BİRÇOK AYKIRILILIK MEVCUT
Sur’da yaşanan yıkım ve yeniden yapılaşma sürecini hatırlatmak adına neler yaşadığını anlatır mısınız? Tescilli yapıların yıkıldığı ve yeni yapılan yapıların tarihi dokuya uygun olmadığı gibi birçok eleştiriler yapılıyordu. Bu süreçteki eleştirileriniz belirtir misiniz?
Çatışmalar sonrasında gerek alan temizleme çalışması diyerek savunulan gerekse de 6 noktada karakol yapmak adına Suriçi Koruma Amaçlı Uygulama İmar Planına aykırı birtakım revizyonlar yapıldı ve birçok tescilli yapı da bu süreçte yıkıldı. Karakolları birbirine bağlamak amacıyla yeni yol güzergahları açmayı da planlayan plan değişikliği de beraberinde güzergahtaki birçok yapının da yıkılacağını içeriyordu.

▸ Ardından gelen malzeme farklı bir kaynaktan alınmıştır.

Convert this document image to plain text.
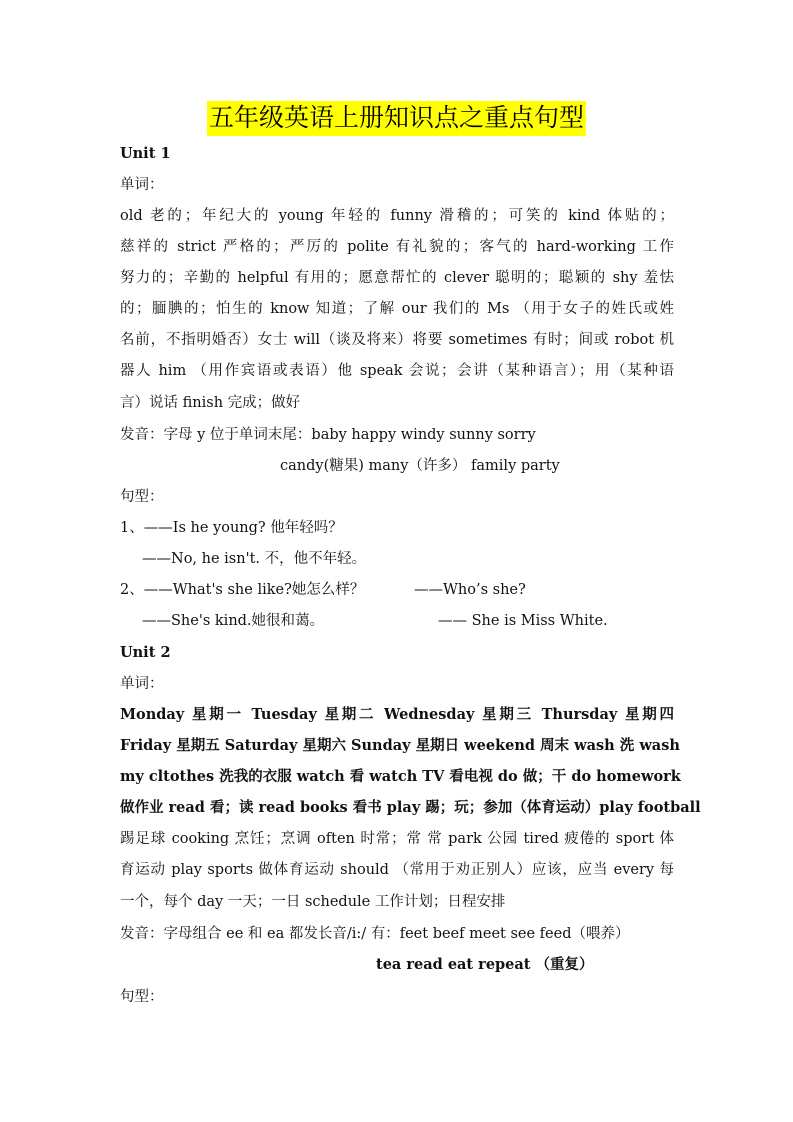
五年级英语上册知识点之重点句型
Unit 1
单词：
old 老的；年纪大的 young 年轻的 funny 滑稽的；可笑的 kind 体贴的；
慈祥的 strict 严格的；严厉的 polite 有礼貌的；客气的 hard-working 工作
努力的；辛勤的 helpful 有用的；愿意帮忙的 clever 聪明的；聪颖的 shy 羞怯
的；腼腆的；怕生的 know 知道；了解 our 我们的 Ms （用于女子的姓氏或姓
名前，不指明婚否）女士 will（谈及将来）将要 sometimes 有时；间或 robot 机
器人 him （用作宾语或表语）他 speak 会说；会讲（某种语言）；用（某种语
言）说话 finish 完成；做好
发音：字母 y 位于单词末尾：baby happy windy sunny sorry
candy(糖果) many（许多） family party
句型：
1、——Is he young? 他年轻吗？
——No, he isn't. 不，他不年轻。
2、——What's she like?她怎么样？	——Who’s she?
——She's kind.她很和蔼。	—— She is Miss White.
Unit 2
单词：
Monday 星期一 Tuesday 星期二 Wednesday 星期三 Thursday 星期四
Friday 星期五 Saturday 星期六 Sunday 星期日 weekend 周末 wash 洗 wash
my cltothes 洗我的衣服 watch 看 watch TV 看电视 do 做；干 do homework
做作业 read 看；读 read books 看书 play 踢；玩；参加（体育运动）play football
踢足球 cooking 烹饪；烹调 often 时常；常 常 park 公园 tired 疲倦的 sport 体
育运动 play sports 做体育运动 should （常用于劝正别人）应该，应当 every 每
一个，每个 day 一天；一日 schedule 工作计划；日程安排
发音：字母组合 ee 和 ea 都发长音/i:/ 有：feet beef meet see feed（喂养）
tea read eat repeat （重复）
句型：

Ne yazık ki yapılan mevcut yapılarla ilgili çok ciddi eleştirilerimiz bulunmaktadır. Bazalt taşlarla örülen özgün yapıların yerine ‘bazalt makyajlı’ diye tabir ettiğimiz kaplama malzemeler kullanılmaktadır. Planlama bir cezaevi yapısından farksızdır. Avlu kavramının özgünlüğüyle uyumsuz yapılar yapılmıştır. Özgün sokak dokusu, cephe hatları geleneksel hali ile uyumsuz ve Koruma Amaçlı Uygulama İmar Planına uymamaktadır. Yolların bazalt değil de asfalt ile yapılabileceğine izin veren bir Suriçini düşünebiliyor musunuz! Karşılıklı saygının ve mahremiyetin çok önemli bir örneğini oluşturan cumbalı yapılarda pencereler karşılıklı yapılmaz, yanlara açılarak kullanımın sağlanır fakat yeni yapılarda bunu göremiyoruz. Ayrıca birçok teknik konuyu da barındıran aykırılıklar mevcut.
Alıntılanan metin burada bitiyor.